Note that with printf (the first function you would naturally try to use), there are vararg parameter passing issues, since the vararg parameter passing is implemented not on stack, but in a seperate memory slab.

Are you sure? In C, function prototypes are optional. In particular, there's no rule that "vararg function should be declared before called". That means, that from callers' perspective, calling a vararg func is no different than any other function. For example, for x86_64, first few args will be passed in regs, only latter ones on stack, etc. So, headache of implementing of va_list and friends lies on the side of the actual function. That's why va_list for x86_64 is such a bloat - because it apparently spills registers to memory area within va_list (I actually started to read up on that last week by unrelated matters, but didn't finish, so all the above is intuitive understanding ;-) ).

windelbouwman commented 4 years ago

Well, yeah, PLT is somehow involved after all, in gcc-compiled object:

$ ./a.out Hello from the other side!



@windelbouwman, hopefully, I was in time for these quick hacks to be useful ;-). Handing over to you now for proper implementation.

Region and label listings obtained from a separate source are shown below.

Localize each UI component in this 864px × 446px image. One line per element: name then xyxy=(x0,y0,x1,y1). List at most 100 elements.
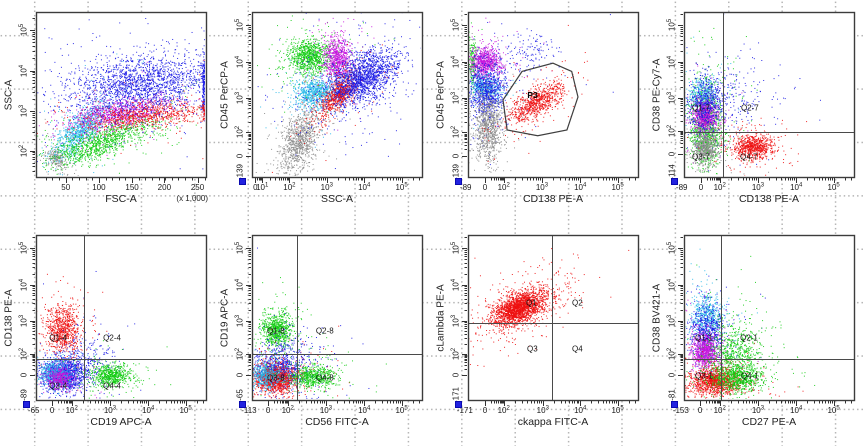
x-tick-label: 102 xyxy=(497,405,510,415)
quadrant-label-q4-8[interactable]: Q4-8 xyxy=(315,373,334,383)
x-tick-label: 103 xyxy=(103,405,117,415)
x-tick-label: 104 xyxy=(142,405,155,415)
x-axis-label: SSC-A xyxy=(320,193,354,205)
tick-exponent: 2 xyxy=(18,347,25,352)
quadrant-label-q3-7[interactable]: Q3-7 xyxy=(691,152,710,162)
quadrant-label-q3-4[interactable]: Q3-4 xyxy=(49,381,68,391)
tick-exponent: 4 xyxy=(366,182,371,189)
tick-exponent: 4 xyxy=(666,55,673,59)
y-tick-label: 104 xyxy=(450,278,461,291)
quadrant-label-q2-1[interactable]: Q2-1 xyxy=(740,333,758,343)
y-tick-label: 105 xyxy=(18,242,29,255)
quadrant-label-q3[interactable]: Q3 xyxy=(526,344,538,354)
quadrant-label-q3-8[interactable]: Q3-8 xyxy=(266,373,285,383)
plot-cd38-vs-cd138[interactable]: -89 0 102 103 104 105 -114 0 102 103 104 105 CD138 P… xyxy=(648,0,864,223)
scatter-canvas-cd45-vs-cd138[interactable] xyxy=(432,0,648,223)
quadrant-label-q2-4[interactable]: Q2-4 xyxy=(103,333,121,343)
x-tick-label: 102 xyxy=(281,405,294,415)
quadrant-label-q1-4[interactable]: Q1-4 xyxy=(49,333,68,343)
plot-cd45-vs-ssc[interactable]: 0 101 102 103 104 105 -139 0 102 103 104 105 SSC-A CD… xyxy=(216,0,432,223)
scatter-canvas-cd38-vs-cd138[interactable] xyxy=(648,0,864,223)
y-tick-label: 103 xyxy=(234,91,245,104)
scatter-canvas-cd19-vs-cd56[interactable] xyxy=(216,223,432,446)
offscale-indicator xyxy=(239,178,246,185)
x-tick-label: 101 xyxy=(256,182,269,192)
y-tick-label: 102 xyxy=(450,126,461,139)
tick-exponent: 4 xyxy=(798,405,803,412)
tick-exponent: 5 xyxy=(18,242,25,246)
tick-exponent: 3 xyxy=(666,314,673,319)
plot-cd138-vs-cd19[interactable]: -65 0 102 103 104 105 -89 0 102 103 104 105 CD19 APC… xyxy=(0,223,216,446)
x-axis-label: CD56 FITC-A xyxy=(305,416,369,428)
x-tick-label: 103 xyxy=(320,182,333,192)
scatter-canvas-cd138-vs-cd19[interactable] xyxy=(0,223,216,446)
tick-exponent: 5 xyxy=(836,405,840,412)
tick-exponent: 2 xyxy=(450,347,457,352)
x-axis-scale-note: (x 1,000) xyxy=(176,194,208,203)
y-tick-label: 104 xyxy=(666,278,677,291)
gate-label-p3[interactable]: P3 xyxy=(527,89,538,100)
x-axis-label: FSC-A xyxy=(105,193,137,205)
x-tick-label: 105 xyxy=(827,182,840,192)
plot-cd38-vs-cd27[interactable]: -153 0 102 103 104 105 -81 0 102 103 104 105 CD27 PE… xyxy=(648,223,864,446)
tick-exponent: 5 xyxy=(404,182,408,189)
scatter-canvas-cd38-vs-cd27[interactable] xyxy=(648,223,864,446)
quadrant-label-q1-7[interactable]: Q1-7 xyxy=(691,103,710,113)
quadrant-label-q4-4[interactable]: Q4-4 xyxy=(103,381,121,391)
y-tick-label: 104 xyxy=(666,55,677,68)
scatter-canvas-ssc-vs-fsc[interactable] xyxy=(0,0,216,223)
tick-exponent: 2 xyxy=(506,182,510,189)
plot-cd19-vs-cd56[interactable]: -113 0 102 103 104 105 -65 0 102 103 104 105 CD56 FI… xyxy=(216,223,432,446)
y-axis-label: CD45 PerCP-A xyxy=(435,60,447,129)
scatter-canvas-clambda-vs-ckappa[interactable] xyxy=(432,223,648,446)
tick-exponent: 5 xyxy=(450,242,457,246)
plot-ssc-vs-fsc[interactable]: 50 100 150 200 250 102 103 104 105 FSC-A SSC-A (x 1… xyxy=(0,0,216,223)
x-tick-label: 0 xyxy=(49,406,55,415)
x-tick-label: 0 xyxy=(253,183,258,192)
tick-exponent: 5 xyxy=(18,24,25,28)
y-tick-label: 103 xyxy=(18,314,29,327)
quadrant-label-q4-1[interactable]: Q4-1 xyxy=(740,371,759,381)
y-tick-label: 104 xyxy=(450,55,461,68)
tick-exponent: 3 xyxy=(329,182,333,189)
tick-exponent: 2 xyxy=(292,182,296,189)
quadrant-label-q2[interactable]: Q2 xyxy=(572,298,583,308)
quadrant-label-q1-1[interactable]: Q1-1 xyxy=(695,333,713,343)
x-tick-label: 105 xyxy=(611,405,624,415)
x-tick-label: 102 xyxy=(283,182,296,192)
plot-cd45-vs-cd138[interactable]: -89 0 102 103 104 105 -139 0 102 103 104 105 CD138 P… xyxy=(432,0,648,223)
x-tick-label: 105 xyxy=(395,405,408,415)
tick-exponent: 4 xyxy=(234,55,241,59)
y-tick-label: 0 xyxy=(235,373,245,378)
tick-exponent: 2 xyxy=(722,182,726,189)
quadrant-label-q4-7[interactable]: Q4-7 xyxy=(740,152,758,162)
tick-exponent: 4 xyxy=(666,278,673,282)
y-tick-label: 0 xyxy=(667,373,677,378)
quadrant-label-q2-7[interactable]: Q2-7 xyxy=(740,103,759,113)
quadrant-label-q4[interactable]: Q4 xyxy=(572,344,583,354)
x-tick-label: 250 xyxy=(190,183,205,192)
y-tick-label: 102 xyxy=(666,124,677,137)
tick-exponent: 5 xyxy=(666,242,673,246)
offscale-indicator xyxy=(671,401,678,408)
tick-exponent: 3 xyxy=(450,91,457,96)
offscale-indicator xyxy=(239,401,246,408)
plot-clambda-vs-ckappa[interactable]: -171 0 102 103 104 105 -171 0 102 103 104 105 ckappa… xyxy=(432,223,648,446)
tick-exponent: 4 xyxy=(234,278,241,282)
x-tick-label: 104 xyxy=(790,182,803,192)
x-tick-label: 105 xyxy=(611,182,624,192)
quadrant-label-q1-8[interactable]: Q1-8 xyxy=(266,326,285,336)
y-tick-label: 103 xyxy=(666,91,677,104)
tick-exponent: 5 xyxy=(234,19,241,23)
x-tick-label: 0 xyxy=(698,183,704,192)
quadrant-label-q3-1[interactable]: Q3-1 xyxy=(695,371,713,381)
tick-exponent: 4 xyxy=(582,182,587,189)
scatter-canvas-cd45-vs-ssc[interactable] xyxy=(216,0,432,223)
quadrant-label-q1[interactable]: Q1 xyxy=(525,298,537,308)
quadrant-label-q2-8[interactable]: Q2-8 xyxy=(315,326,334,336)
x-tick-label: 102 xyxy=(713,405,726,415)
tick-exponent: 5 xyxy=(188,405,192,412)
tick-exponent: 3 xyxy=(112,405,117,412)
y-tick-label: 0 xyxy=(235,153,245,158)
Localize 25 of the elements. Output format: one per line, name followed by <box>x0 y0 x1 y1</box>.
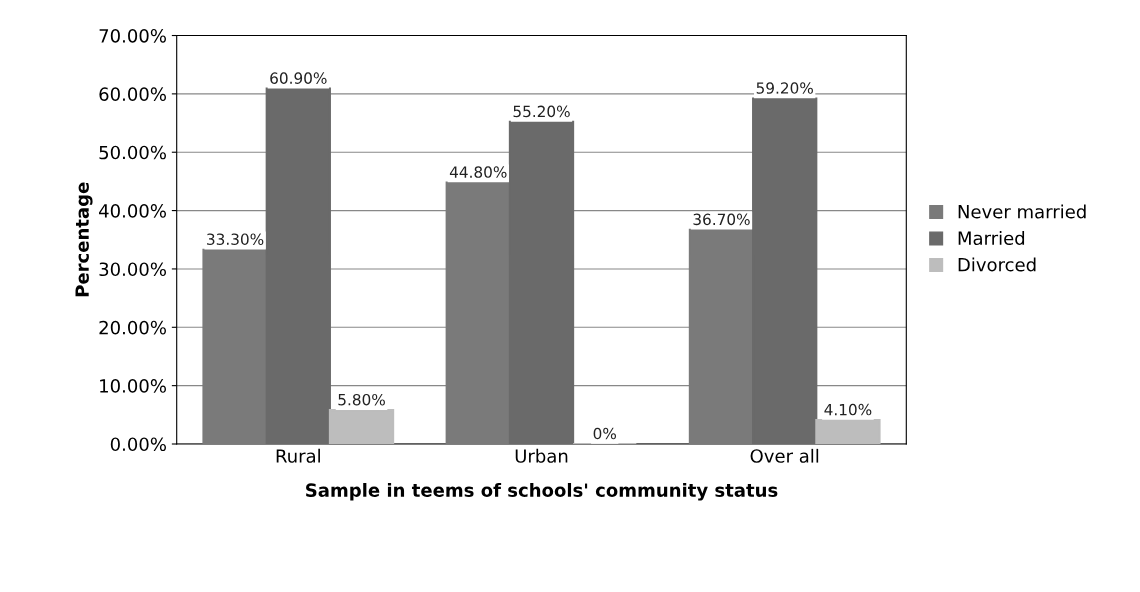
data-label: 0% <box>593 427 617 440</box>
data-label: 33.30% <box>207 233 264 245</box>
y-tick-label: 10.00% <box>100 379 166 393</box>
y-axis-title: Percentage <box>75 182 93 297</box>
y-tick-label: 50.00% <box>99 145 166 160</box>
y-tick-label: 60.00% <box>99 87 166 101</box>
data-label: 60.90% <box>270 72 327 84</box>
x-tick-label: Rural <box>276 448 320 463</box>
data-label: 44.80% <box>449 166 507 178</box>
y-tick-label: 40.00% <box>99 204 166 218</box>
data-label: 4.10% <box>824 403 872 416</box>
y-tick-label: 0.00% <box>110 437 166 452</box>
x-tick-label: Urban <box>515 448 568 463</box>
data-label: 36.70% <box>693 213 750 226</box>
y-tick-label: 70.00% <box>99 28 166 43</box>
data-label: 5.80% <box>338 393 385 406</box>
data-label: 59.20% <box>756 82 813 94</box>
legend-label: Married <box>958 231 1025 245</box>
legend-label: Never married <box>958 204 1086 219</box>
data-label: 55.20% <box>513 105 570 118</box>
x-tick-label: Over all <box>750 448 819 463</box>
legend-label: Divorced <box>958 257 1036 272</box>
y-tick-label: 30.00% <box>99 262 166 277</box>
y-tick-label: 20.00% <box>99 320 166 335</box>
x-axis-title: Sample in teems of schools' community status <box>306 483 778 501</box>
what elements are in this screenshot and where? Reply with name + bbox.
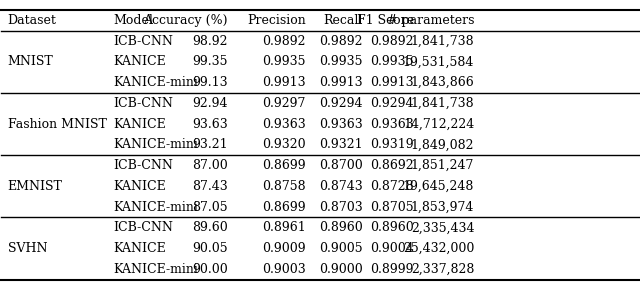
Text: 0.9000: 0.9000 (319, 263, 363, 276)
Text: 0.9913: 0.9913 (319, 76, 363, 89)
Text: 0.9913: 0.9913 (370, 76, 413, 89)
Text: 0.8700: 0.8700 (319, 159, 363, 172)
Text: 0.9892: 0.9892 (319, 35, 363, 48)
Text: 0.8960: 0.8960 (370, 221, 413, 234)
Text: 0.9913: 0.9913 (262, 76, 306, 89)
Text: 93.21: 93.21 (192, 139, 228, 151)
Text: KANICE-mini: KANICE-mini (113, 201, 198, 213)
Text: 0.8703: 0.8703 (319, 201, 363, 213)
Text: 99.13: 99.13 (192, 76, 228, 89)
Text: 1,849,082: 1,849,082 (411, 139, 474, 151)
Text: 92.94: 92.94 (192, 97, 228, 110)
Text: 25,432,000: 25,432,000 (403, 242, 474, 255)
Text: Recall: Recall (323, 14, 363, 27)
Text: 0.8743: 0.8743 (319, 180, 363, 193)
Text: 87.05: 87.05 (192, 201, 228, 213)
Text: 0.9892: 0.9892 (262, 35, 306, 48)
Text: 19,531,584: 19,531,584 (403, 55, 474, 68)
Text: 93.63: 93.63 (192, 118, 228, 131)
Text: KANICE-mini: KANICE-mini (113, 139, 198, 151)
Text: 0.9004: 0.9004 (370, 242, 413, 255)
Text: EMNIST: EMNIST (8, 180, 63, 193)
Text: 0.9935: 0.9935 (370, 55, 413, 68)
Text: # parameters: # parameters (387, 14, 474, 27)
Text: 1,851,247: 1,851,247 (411, 159, 474, 172)
Text: 90.00: 90.00 (192, 263, 228, 276)
Text: 1,841,738: 1,841,738 (411, 97, 474, 110)
Text: Dataset: Dataset (8, 14, 56, 27)
Text: 0.9005: 0.9005 (319, 242, 363, 255)
Text: KANICE-mini: KANICE-mini (113, 263, 198, 276)
Text: 0.9935: 0.9935 (262, 55, 306, 68)
Text: 0.9319: 0.9319 (370, 139, 413, 151)
Text: KANICE: KANICE (113, 118, 166, 131)
Text: 14,712,224: 14,712,224 (403, 118, 474, 131)
Text: 0.9363: 0.9363 (370, 118, 413, 131)
Text: ICB-CNN: ICB-CNN (113, 35, 173, 48)
Text: KANICE: KANICE (113, 55, 166, 68)
Text: 0.9294: 0.9294 (319, 97, 363, 110)
Text: 98.92: 98.92 (192, 35, 228, 48)
Text: 0.9294: 0.9294 (370, 97, 413, 110)
Text: 0.8999: 0.8999 (370, 263, 413, 276)
Text: 0.8699: 0.8699 (262, 159, 306, 172)
Text: 89.60: 89.60 (192, 221, 228, 234)
Text: 19,645,248: 19,645,248 (403, 180, 474, 193)
Text: 1,841,738: 1,841,738 (411, 35, 474, 48)
Text: 1,853,974: 1,853,974 (411, 201, 474, 213)
Text: 0.9363: 0.9363 (262, 118, 306, 131)
Text: Model: Model (113, 14, 153, 27)
Text: 2,337,828: 2,337,828 (411, 263, 474, 276)
Text: KANICE: KANICE (113, 242, 166, 255)
Text: 0.9892: 0.9892 (370, 35, 413, 48)
Text: 0.8960: 0.8960 (319, 221, 363, 234)
Text: 0.9363: 0.9363 (319, 118, 363, 131)
Text: MNIST: MNIST (8, 55, 54, 68)
Text: 90.05: 90.05 (192, 242, 228, 255)
Text: 0.8699: 0.8699 (262, 201, 306, 213)
Text: 2,335,434: 2,335,434 (411, 221, 474, 234)
Text: ICB-CNN: ICB-CNN (113, 97, 173, 110)
Text: Accuracy (%): Accuracy (%) (143, 14, 228, 27)
Text: SVHN: SVHN (8, 242, 47, 255)
Text: 0.9297: 0.9297 (262, 97, 306, 110)
Text: 99.35: 99.35 (192, 55, 228, 68)
Text: 0.9321: 0.9321 (319, 139, 363, 151)
Text: Fashion MNIST: Fashion MNIST (8, 118, 107, 131)
Text: 0.8705: 0.8705 (370, 201, 413, 213)
Text: 1,843,866: 1,843,866 (410, 76, 474, 89)
Text: 0.8961: 0.8961 (262, 221, 306, 234)
Text: 0.8728: 0.8728 (370, 180, 413, 193)
Text: 0.8692: 0.8692 (370, 159, 413, 172)
Text: 0.9003: 0.9003 (262, 263, 306, 276)
Text: 87.43: 87.43 (192, 180, 228, 193)
Text: KANICE: KANICE (113, 180, 166, 193)
Text: 0.8758: 0.8758 (262, 180, 306, 193)
Text: KANICE-mini: KANICE-mini (113, 76, 198, 89)
Text: 0.9935: 0.9935 (319, 55, 363, 68)
Text: 87.00: 87.00 (192, 159, 228, 172)
Text: ICB-CNN: ICB-CNN (113, 221, 173, 234)
Text: F1 Score: F1 Score (356, 14, 413, 27)
Text: 0.9320: 0.9320 (262, 139, 306, 151)
Text: ICB-CNN: ICB-CNN (113, 159, 173, 172)
Text: 0.9009: 0.9009 (262, 242, 306, 255)
Text: Precision: Precision (247, 14, 306, 27)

Nicely done! Is discovered the same, when calling a function externally (undefined), this should have reloc of PLT type. Pretty sweet that this works out!

windelbouwman commented 4 years ago

Okay, fixed that issue, this is going well! At least, there is some example working, not sure if this is 100% fool proof.

pfalcon commented 4 years ago

Okay, fixed that issue, this is going well! At least, there is some example working, not sure if this is 100% fool proof.

Great, thanks! Seems to work for me too, will play a bit more a prepare a sample to include in upstream.

Closing this otherwise.